During the two weeks we spent in Italy, France and Ireland I quickly discovered that it was almost impossible to eat badly while away. We even found that Italy caters exceptionally well to both gluten and dairy intolerances, as does Ireland. Now that we are back, I am keen to share this John Dory recipe with you. It is really simple and one of the most popular ways to serve fish in the Mediterranean.
The beauty of taking a European holiday in August is the abundance of fresh produce that sits right in that sweet spot of Indian summer, the changing of seasons. Ripe stone fruit, currants with their tart twang I remember fondly from my childhood days, plump ox heart tomatoes lining every grocer’s stall and, of course, just coming into season wild-foraged mushrooms: girolles, chanterelles and ceps, especially popular in France.

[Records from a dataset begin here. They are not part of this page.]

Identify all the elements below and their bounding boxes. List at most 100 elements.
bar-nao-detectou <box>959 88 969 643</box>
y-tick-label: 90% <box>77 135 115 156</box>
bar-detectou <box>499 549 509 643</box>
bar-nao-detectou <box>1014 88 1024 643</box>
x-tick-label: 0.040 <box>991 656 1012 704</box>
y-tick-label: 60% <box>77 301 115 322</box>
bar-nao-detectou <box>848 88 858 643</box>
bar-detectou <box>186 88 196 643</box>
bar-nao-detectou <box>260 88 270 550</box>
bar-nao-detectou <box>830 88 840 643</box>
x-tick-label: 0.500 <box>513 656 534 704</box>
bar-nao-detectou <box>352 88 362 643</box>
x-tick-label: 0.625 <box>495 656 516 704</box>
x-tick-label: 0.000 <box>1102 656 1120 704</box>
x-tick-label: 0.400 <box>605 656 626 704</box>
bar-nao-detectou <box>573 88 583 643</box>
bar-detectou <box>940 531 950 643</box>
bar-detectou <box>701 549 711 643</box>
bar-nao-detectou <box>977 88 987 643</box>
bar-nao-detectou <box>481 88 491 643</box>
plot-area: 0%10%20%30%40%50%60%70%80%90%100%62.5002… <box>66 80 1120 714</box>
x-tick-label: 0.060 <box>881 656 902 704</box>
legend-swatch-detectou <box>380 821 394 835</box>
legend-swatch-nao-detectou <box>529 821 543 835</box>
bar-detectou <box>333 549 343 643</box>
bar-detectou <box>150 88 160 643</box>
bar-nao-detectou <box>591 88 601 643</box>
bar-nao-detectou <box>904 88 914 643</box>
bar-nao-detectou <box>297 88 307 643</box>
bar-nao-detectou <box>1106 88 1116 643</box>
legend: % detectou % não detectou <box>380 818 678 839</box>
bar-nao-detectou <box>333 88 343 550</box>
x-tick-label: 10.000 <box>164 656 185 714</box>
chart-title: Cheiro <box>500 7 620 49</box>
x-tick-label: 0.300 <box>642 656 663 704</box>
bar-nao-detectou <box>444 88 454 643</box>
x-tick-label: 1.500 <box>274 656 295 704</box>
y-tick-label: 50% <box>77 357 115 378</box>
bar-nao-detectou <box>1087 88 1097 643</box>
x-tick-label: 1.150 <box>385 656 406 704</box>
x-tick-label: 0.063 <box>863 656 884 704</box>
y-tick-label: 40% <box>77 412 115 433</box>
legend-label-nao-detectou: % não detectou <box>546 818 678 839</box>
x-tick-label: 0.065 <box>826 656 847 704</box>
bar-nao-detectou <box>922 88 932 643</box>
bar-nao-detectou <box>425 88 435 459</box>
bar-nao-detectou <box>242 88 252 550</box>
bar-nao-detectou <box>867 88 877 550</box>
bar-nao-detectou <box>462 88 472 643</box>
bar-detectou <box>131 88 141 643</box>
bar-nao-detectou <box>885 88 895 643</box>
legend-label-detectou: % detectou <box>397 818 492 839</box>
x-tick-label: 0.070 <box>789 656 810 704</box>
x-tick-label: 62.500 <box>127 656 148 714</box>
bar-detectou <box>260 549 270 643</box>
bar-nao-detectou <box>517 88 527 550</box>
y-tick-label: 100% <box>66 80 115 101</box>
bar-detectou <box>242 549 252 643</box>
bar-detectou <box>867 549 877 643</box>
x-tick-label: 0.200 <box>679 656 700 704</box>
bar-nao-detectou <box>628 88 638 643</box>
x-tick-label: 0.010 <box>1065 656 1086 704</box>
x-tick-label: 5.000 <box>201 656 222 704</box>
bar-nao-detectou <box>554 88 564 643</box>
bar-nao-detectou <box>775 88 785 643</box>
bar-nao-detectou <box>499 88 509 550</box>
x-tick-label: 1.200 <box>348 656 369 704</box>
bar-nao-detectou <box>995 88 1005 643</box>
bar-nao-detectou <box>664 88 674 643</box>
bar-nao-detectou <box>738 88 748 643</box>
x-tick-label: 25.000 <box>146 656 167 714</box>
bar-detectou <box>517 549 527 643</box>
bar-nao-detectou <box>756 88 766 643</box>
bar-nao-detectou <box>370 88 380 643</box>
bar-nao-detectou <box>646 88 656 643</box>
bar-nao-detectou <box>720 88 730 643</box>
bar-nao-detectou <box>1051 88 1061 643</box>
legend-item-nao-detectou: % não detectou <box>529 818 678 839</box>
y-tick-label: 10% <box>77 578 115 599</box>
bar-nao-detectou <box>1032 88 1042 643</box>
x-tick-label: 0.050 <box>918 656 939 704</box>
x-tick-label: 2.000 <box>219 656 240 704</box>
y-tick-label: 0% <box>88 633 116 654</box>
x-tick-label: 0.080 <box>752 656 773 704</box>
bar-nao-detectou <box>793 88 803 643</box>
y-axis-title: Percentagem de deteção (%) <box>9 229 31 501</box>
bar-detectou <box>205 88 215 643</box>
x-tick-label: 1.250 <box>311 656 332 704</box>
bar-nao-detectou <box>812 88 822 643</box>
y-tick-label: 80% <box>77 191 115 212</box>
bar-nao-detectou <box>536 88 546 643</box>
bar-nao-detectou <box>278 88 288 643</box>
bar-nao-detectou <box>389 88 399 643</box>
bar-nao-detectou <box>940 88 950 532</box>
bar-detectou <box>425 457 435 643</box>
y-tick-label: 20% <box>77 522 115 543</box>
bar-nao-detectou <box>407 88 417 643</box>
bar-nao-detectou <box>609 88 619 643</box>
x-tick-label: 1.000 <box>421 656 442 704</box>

During the two weeks we spent in Rome, Venice and the south of France I quickly discovered that it was almost impossible to eat badly – locally wild-caught fish, seafood and freshly prepared salads and vegetables featured heavily on menus.
The Mediterranean style of eating suited me well. Sea bass and John Dory prepared in various ways as well as ripe ox heart tomato salads became my daily nourishment of choice. First-pressing olive oil flowed freely. And it was hot, temperatures often edging on 40C, so we drank plenty of water and made sure to enjoy lemon sorbet in the shade from time to time.
Surprisingly, perhaps, we also found that there were plenty of gluten-free restaurants in Italy – some recommended by Portrait Roma, our wonderful hotel, others found by chance and quite affordable. On couple of occasions we dined with Matt’s parents and it was great to see him enjoy gluten-free pizza here and pasta here. Breads in France came in the form of fermented sourdough, which sits better on the gut and plenty of gluten-free options were also available in most places. And the seafood story continued – finally I got to like Sardines!
And it seems Ireland is just as allergy-aware as many Australian places, most offering a gluten-free or Coeliac option on menus. They are blessed with beautiful free-range beef and lamb, too. I must admit that while I did not eat much meat while we were away I could not say no to the traditional dish of Irish Cabbage and Bacon at Timmy Mac’s before we left the green island. It was delightful, made with locally reared sustainable produce and went well with my first ever pint of Guinness. It’s big in Ireland!
My only regret was that I did not get to have my own kitchen. It was a momentary feeling though as I soon realised that the benefit of eating out was that we got to try local cuisines and had extra time for sightseeing.
However, now that we are back home I am keen to share this recipe with you. It is really simple and one of the most popular ways to serve fish in the Mediterranean.
Baked John Dory with Lemon Caper Dressing
- 2 tablespoons olive oil plus 2-3 extra to serve
- 2 John Dory fillets with skin on
- 2 teaspoons capers in brine
- 1/2 lemon, juiced
- freshly ground black pepper
- handful per serve watercress or other salad greens
- Grease an oven-proof dish or skillet with olive oil and place fish, skin side down, on top. Bake for 10 minutes (you will need to a little longer for thicker fillets).
- Remove from oven and transfer to serving plates. Add extra olive oil, lemon juice and capers to the pan and mix well. Drizzle over the fish and season with pepper.
- Serve with a mixed green salad or watercress.